Jack bends John's ear about the Prowler trip as they walk towards the Space Center. "Incredible! We flew through the Cassini Division! Beat the Cassini space probe by a year. I told Aeryn it was the best Christmas present I'd ever gotten, except for that tie-rack you made me in Junior High School." John hops up onto a rail. "Speaking of suits and ties, Holt is still fighting me on the tech-sharing plan and the explorer selection process. I could use a little support." Jack equivocates: "I've always supported you as much as I could, son." Which is the problem, if you're John. It was never enough. They argue about who's seeing the biggest picture, and John demands, again, that Earth work together on this. "Well, you're asking the impossible on that one." John throws his father's words in his face: "Impossible is not in our vocabulary. Who said that? You.
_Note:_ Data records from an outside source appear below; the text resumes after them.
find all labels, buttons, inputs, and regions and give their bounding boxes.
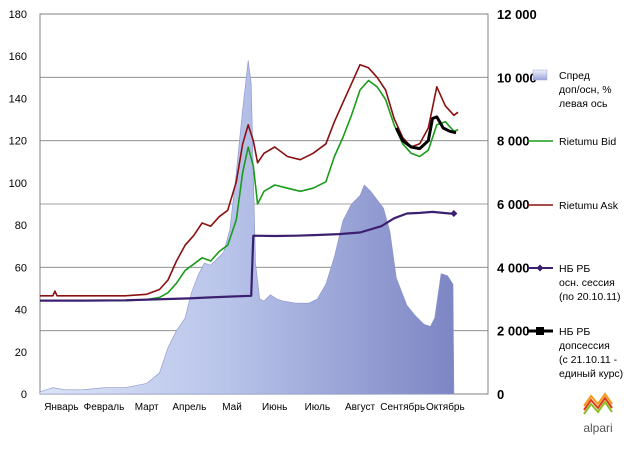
x-axis-ticks: Январь Февраль Март Апрель Май Июнь Июль Август… xyxy=(44,401,465,413)
legend-label-nb-extra: НБ РБ xyxy=(559,326,590,338)
legend-marker-nb-extra xyxy=(536,327,544,335)
legend-label-ask: Rietumu Ask xyxy=(559,200,619,212)
legend-label-nb-main: (по 20.10.11) xyxy=(559,291,621,303)
series-spread-area xyxy=(39,60,455,395)
legend: Спред доп/осн, % левая ось Rietumu Bid Rietu… xyxy=(527,69,623,380)
legend-label-spread: левая ось xyxy=(559,98,608,110)
left-tick-label: 180 xyxy=(9,9,27,21)
alpari-logo-text: alpari xyxy=(583,421,612,435)
series-nb-main-end-marker xyxy=(450,210,458,217)
left-tick-label: 60 xyxy=(15,262,27,274)
right-tick-label: 12 000 xyxy=(497,7,537,22)
x-tick-label: Май xyxy=(222,402,242,413)
right-tick-label: 6 000 xyxy=(497,197,530,212)
left-tick-label: 160 xyxy=(9,51,27,63)
series-bid-line xyxy=(40,79,459,302)
x-tick-label: Сентябрь xyxy=(380,401,425,413)
alpari-logo: alpari xyxy=(583,392,613,435)
legend-label-spread: доп/осн, % xyxy=(559,84,612,96)
legend-label-nb-extra: единый курс) xyxy=(559,368,623,380)
x-tick-label: Июль xyxy=(305,402,331,413)
left-axis-ticks: 0 20 40 60 80 100 120 140 160 180 xyxy=(9,9,27,401)
legend-label-nb-extra: допсессия xyxy=(559,340,610,352)
legend-label-nb-main: НБ РБ xyxy=(559,263,590,275)
left-tick-label: 0 xyxy=(21,389,27,401)
left-tick-label: 100 xyxy=(9,178,27,190)
legend-marker-nb-main xyxy=(536,264,544,272)
series-nb-extra-line xyxy=(394,115,457,151)
x-tick-label: Январь xyxy=(44,402,78,413)
left-tick-label: 40 xyxy=(15,305,27,317)
legend-label-bid: Rietumu Bid xyxy=(559,136,616,148)
series-spread-layer xyxy=(39,60,455,395)
right-tick-label: 10 000 xyxy=(497,70,537,85)
x-tick-label: Август xyxy=(345,402,376,413)
x-tick-label: Октябрь xyxy=(426,401,465,413)
legend-label-spread: Спред xyxy=(559,70,590,82)
left-tick-label: 20 xyxy=(15,347,27,359)
series-lines-layer xyxy=(40,63,459,302)
right-axis-ticks: 0 2 000 4 000 6 000 8 000 10 000 12 000 xyxy=(497,7,537,402)
left-tick-label: 140 xyxy=(9,93,27,105)
x-tick-label: Март xyxy=(135,402,159,413)
legend-label-nb-main: осн. сессия xyxy=(559,277,615,289)
right-tick-label: 4 000 xyxy=(497,260,530,275)
x-tick-label: Июнь xyxy=(262,402,287,413)
alpari-logo-mark xyxy=(583,392,613,415)
right-tick-label: 2 000 xyxy=(497,324,530,339)
legend-label-nb-extra: (с 21.10.11 - xyxy=(559,354,618,366)
left-tick-label: 80 xyxy=(15,220,27,232)
left-tick-label: 120 xyxy=(9,136,27,148)
right-tick-label: 8 000 xyxy=(497,134,530,149)
series-ask-line xyxy=(40,63,459,297)
legend-swatch-spread xyxy=(532,69,548,81)
x-tick-label: Февраль xyxy=(84,402,125,413)
series-nb-main-line xyxy=(40,210,454,302)
right-tick-label: 0 xyxy=(497,387,504,402)
x-tick-label: Апрель xyxy=(172,402,206,413)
You did. Four days before you set foot on the moon. You taught me to believe that. That belief kept me alive. Please tell me you still believe it." It's not rhetoric: his face is open and begging. He's ten years old. "I'm not sure what I believe anymore," Jack says, looking into his eyes. John holds his gaze and walks away; Jack bows his head. It's an impossible equation to solve, and John's put him in the middle, but if you can't ask your father for the impossible from time to time I don't know what good he is. And the awful part is that Jack agrees with me.